Analytical challenges and solutions aside, this raises one interesting paradox. PISA, like all ILSAs, shows substantial methodological limitations when trying to answer any specific research question, because their designs were not optimized for any particular research purpose (Rutkowski, 2016), and especially not for a policy or practice so challenging to evaluate as grade retention (Author, 2022). Therefore, to avoid all these challenges, it is best to compare PISA only to itself, which paradoxically may generate some interesting path dependencies: it is not necessarily PISA’s methodological strengths that make it so formidable; it may also be its weaknesses.
In order to answer the first question, on the prevalence if repetition before and after the pandemic, I will use a fixed effects regression model (or random effects, depending on which model’s assumptions are met) with data from the two aforementioned PISA cycles, for the more than 50 countries that participated in both.
For the second question, about repeaters’ sociodemographic profile, I will perform a logistic regression of students’ repetition in lower secondary on sociodemographic variables including gender (boys are more likely to repeat) and socioeconomic status, accompanied by interaction terms for countries.

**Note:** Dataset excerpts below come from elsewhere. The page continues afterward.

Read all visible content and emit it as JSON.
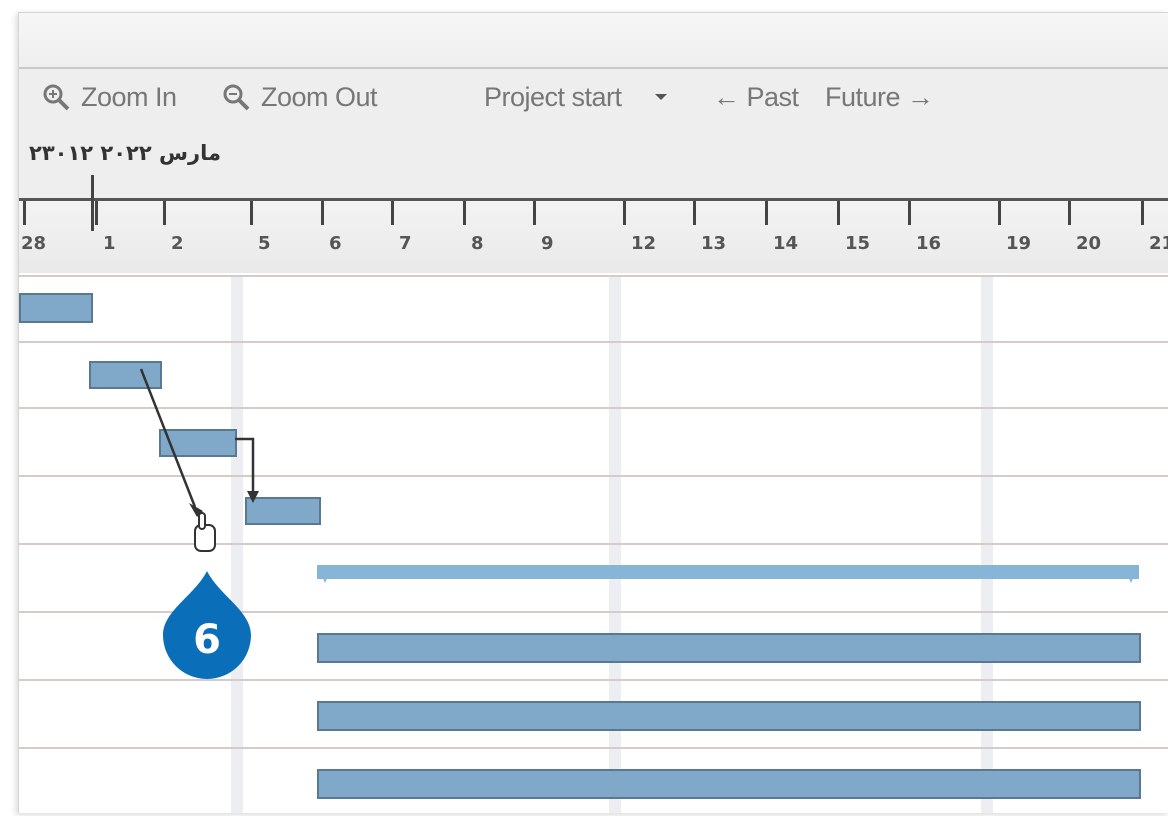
{
  "toolbar": {
    "zoom_in_label": "Zoom In",
    "zoom_out_label": "Zoom Out",
    "project_start_label": "Project start",
    "past_label": "← Past",
    "future_label": "Future →"
  },
  "timescale": {
    "date_label": "مارس ۲۰۲۲ ۲۳۰۱۲",
    "days": [
      "28",
      "1",
      "2",
      "5",
      "6",
      "7",
      "8",
      "9",
      "12",
      "13",
      "14",
      "15",
      "16",
      "19",
      "20",
      "21"
    ]
  },
  "callout": {
    "number": "6"
  },
  "colors": {
    "task_bar": "#7fa8c9",
    "summary_bar": "#86b5d8",
    "callout": "#0a6fb8"
  }
}
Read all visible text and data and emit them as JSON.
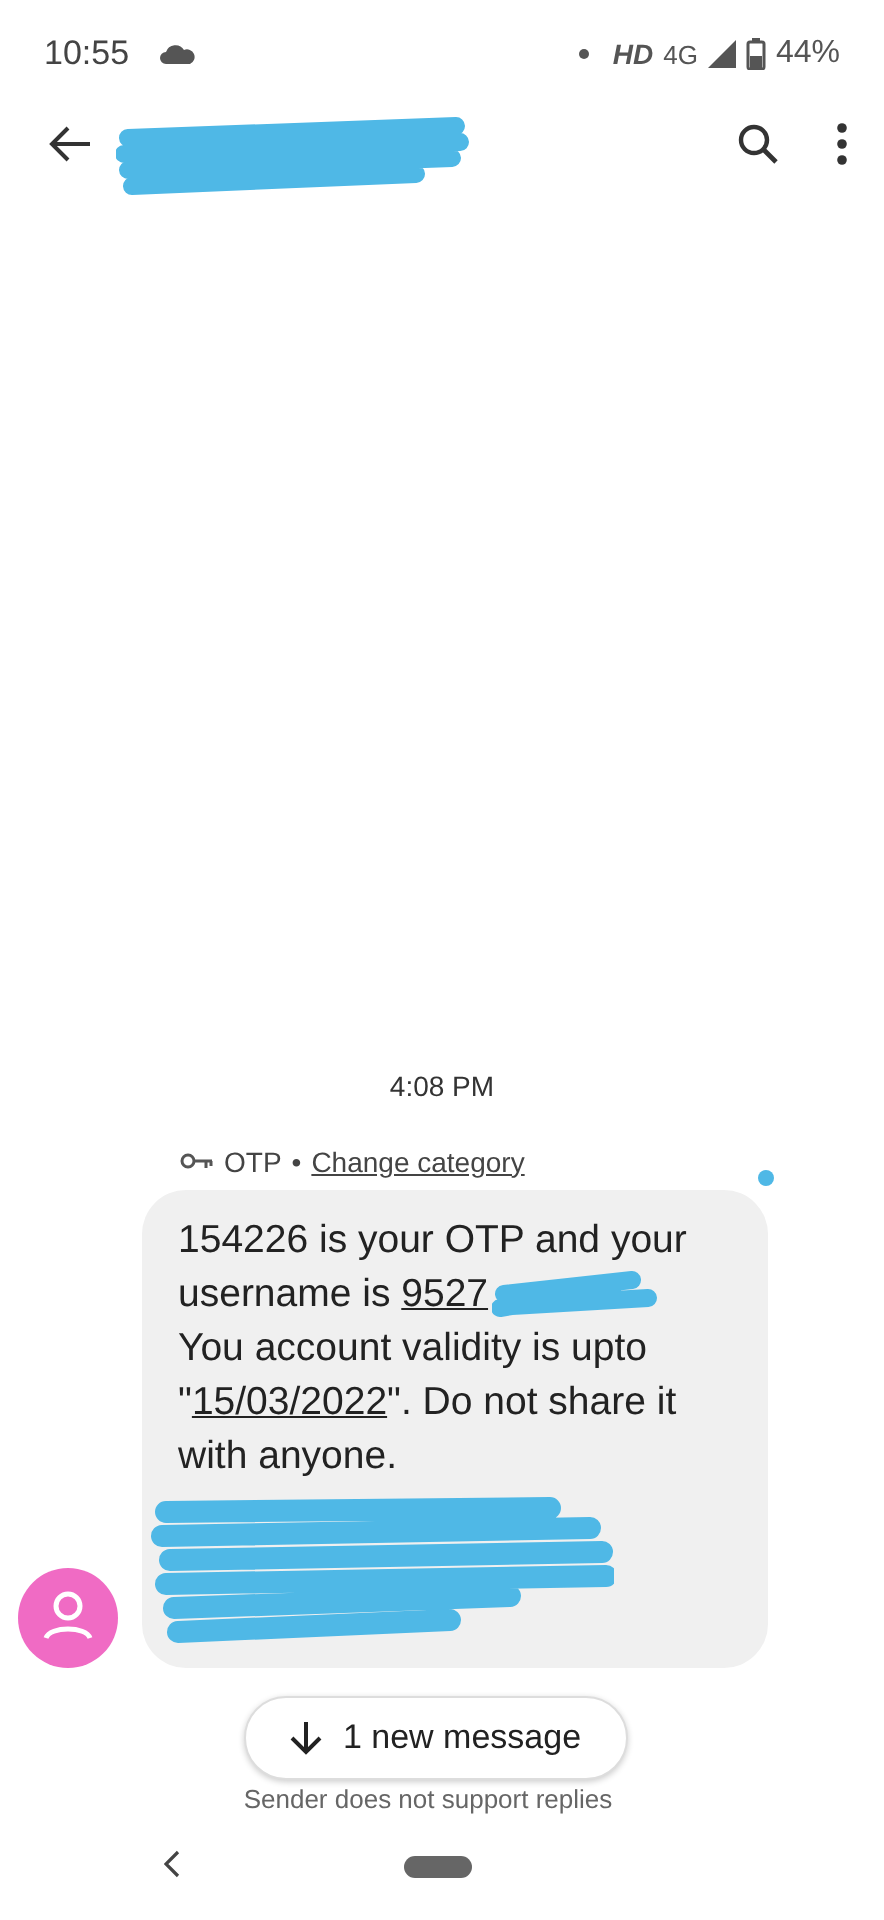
{
  "status_bar": {
    "time": "10:55",
    "network_hd": "HD",
    "network_type": "4G",
    "battery": "44%"
  },
  "message": {
    "timestamp": "4:08 PM",
    "category": "OTP",
    "separator": "•",
    "change_category": "Change category",
    "unread": true,
    "blocks": [
      {
        "segments": [
          {
            "kind": "text",
            "text": "154226 is your OTP and your"
          }
        ]
      },
      {
        "segments": [
          {
            "kind": "text",
            "text": "username is "
          },
          {
            "kind": "link",
            "text": "9527"
          }
        ],
        "redacted_after": true
      },
      {
        "segments": [
          {
            "kind": "text",
            "text": "You account validity is upto \""
          },
          {
            "kind": "link",
            "text": "15/03/2022"
          },
          {
            "kind": "text",
            "text": "\". Do not share it with anyone."
          }
        ]
      }
    ]
  },
  "new_message_button": {
    "label": "1 new message"
  },
  "footer_note": "Sender does not support replies"
}
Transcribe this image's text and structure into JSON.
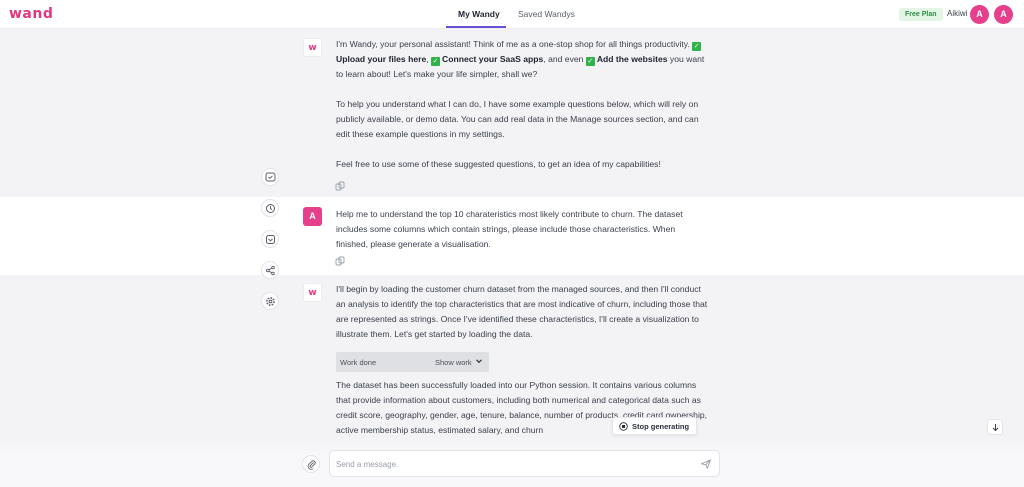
{
  "app": {
    "logo": "wand",
    "tabs": [
      {
        "label": "My Wandy",
        "active": true
      },
      {
        "label": "Saved Wandys",
        "active": false
      }
    ]
  },
  "account": {
    "plan": "Free Plan",
    "name": "Aikiwi",
    "avatar_letter_1": "A",
    "avatar_letter_2": "A"
  },
  "colors": {
    "brand": "#e0377f",
    "avatar": "#e63f8b",
    "tab_underline": "#6b4fd8",
    "check": "#2fb34a",
    "plan_badge": "#e3f6e6"
  },
  "sidebar_icons": [
    "add-chat-icon",
    "history-icon",
    "saved-icon",
    "share-icon",
    "settings-icon"
  ],
  "messages": {
    "intro": {
      "avatar": "w",
      "line1": "I'm Wandy, your personal assistant! Think of me as a one-stop shop for all things productivity.",
      "upload": "Upload your files here",
      "sep1": ",",
      "connect": "Connect your SaaS apps",
      "sep2": ", and even",
      "add": "Add the websites",
      "tail": "you want to learn about! Let's make your life simpler, shall we?",
      "para2": "To help you understand what I can do, I have some example questions below, which will rely on publicly available, or demo data. You can add real data in the Manage sources section, and can edit these example questions in my settings.",
      "para3": "Feel free to use some of these suggested questions, to get an idea of my capabilities!"
    },
    "user": {
      "avatar": "A",
      "text": "Help me to understand the top 10 charateristics most likely contribute to churn. The dataset includes some columns which contain strings, please include those characteristics. When finished, please generate a visualisation."
    },
    "response": {
      "avatar": "w",
      "para1": "I'll begin by loading the customer churn dataset from the managed sources, and then I'll conduct an analysis to identify the top characteristics that are most indicative of churn, including those that are represented as strings. Once I've identified these characteristics, I'll create a visualization to illustrate them. Let's get started by loading the data.",
      "work_done": "Work done",
      "show_work": "Show work",
      "para2": "The dataset has been successfully loaded into our Python session. It contains various columns that provide information about customers, including both numerical and categorical data such as credit score, geography, gender, age, tenure, balance, number of products, credit card ownership, active membership status, estimated salary, and churn"
    }
  },
  "controls": {
    "stop_label": "Stop generating",
    "composer_placeholder": "Send a message."
  }
}
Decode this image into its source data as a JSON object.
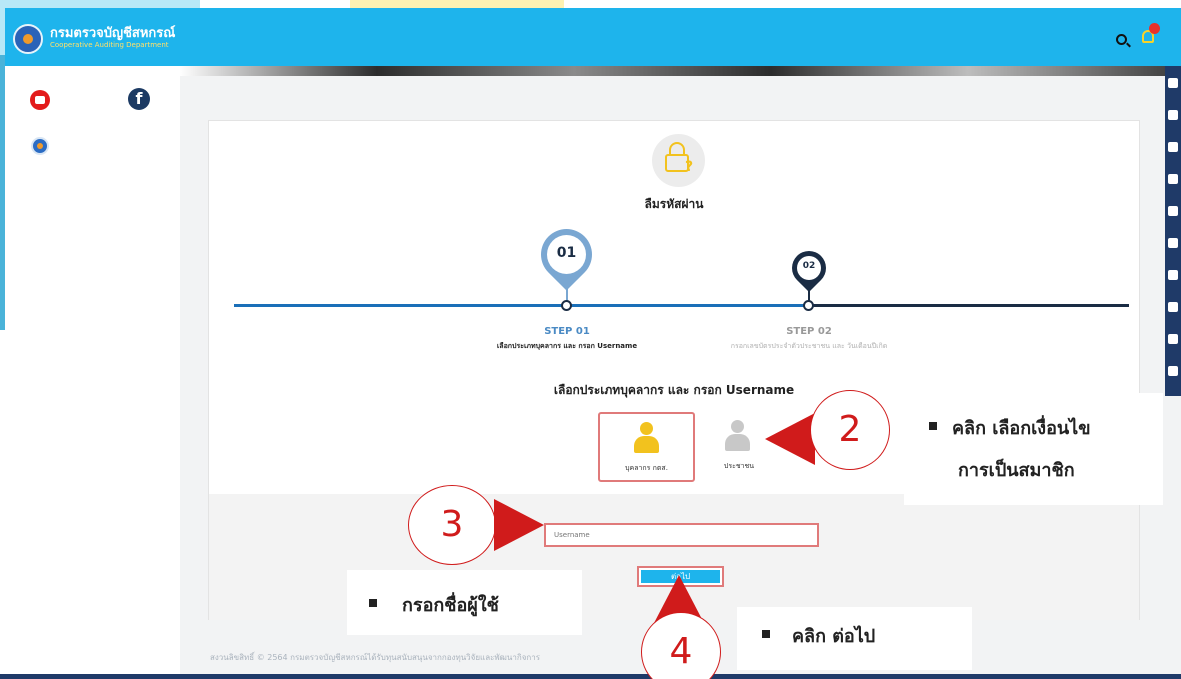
{
  "header": {
    "dept_name_th": "กรมตรวจบัญชีสหกรณ์",
    "dept_name_en": "Cooperative Auditing Department",
    "search_icon": "search-icon",
    "bell_icon": "bell-icon"
  },
  "left_sidebar": {
    "icons": [
      "youtube-icon",
      "facebook-icon",
      "dept-logo-icon"
    ]
  },
  "right_sidebar": {
    "icons": [
      "home-icon",
      "video-icon",
      "users-icon",
      "database-icon",
      "scale-icon",
      "chat-icon",
      "question-icon",
      "comment-icon",
      "calendar-icon",
      "sitemap-icon",
      "chart-icon"
    ]
  },
  "form": {
    "title": "ลืมรหัสผ่าน",
    "step1": {
      "number": "01",
      "title": "STEP 01",
      "subtitle": "เลือกประเภทบุคลากร และ กรอก Username"
    },
    "step2": {
      "number": "02",
      "title": "STEP 02",
      "subtitle": "กรอกเลขบัตรประจำตัวประชาชน และ วันเดือนปีเกิด"
    },
    "section_heading": "เลือกประเภทบุคลากร และ กรอก Username",
    "option_staff_label": "บุคลากร กตส.",
    "option_public_label": "ประชาชน",
    "username_placeholder": "Username",
    "next_button_label": "ต่อไป"
  },
  "footer": {
    "copyright": "สงวนลิขสิทธิ์ © 2564 กรมตรวจบัญชีสหกรณ์ได้รับทุนสนับสนุนจากกองทุนวิจัยและพัฒนากิจการ"
  },
  "annotations": {
    "step2_num": "2",
    "step2_text_line1": "คลิก เลือกเงื่อนไข",
    "step2_text_line2": "การเป็นสมาชิก",
    "step3_num": "3",
    "step3_text": "กรอกชื่อผู้ใช้",
    "step4_num": "4",
    "step4_text": "คลิก ต่อไป"
  },
  "colors": {
    "header_bg": "#1eb4ec",
    "accent_navy": "#1a2c44",
    "step1_blue": "#7aa7d2",
    "highlight_red": "#e07a7a",
    "annotation_red": "#d01b1b",
    "staff_yellow": "#f2c21e"
  }
}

Finally, I will regress achievement on repetition and the aforementioned sociodemographic variables as controls, and countries as interaction terms. Because the major domains for PISA 2018 and 2022 are, respectively, reading and mathematics, I will, perhaps also paradoxically, use science as the achievement domain, to avoid differences in measurement error that may affect comparisons.
This paper contributes to the field by using what has over time become a familiar tool, namely PISA, in an innovative way, in order to face the policy challenges of an unprecedented situation.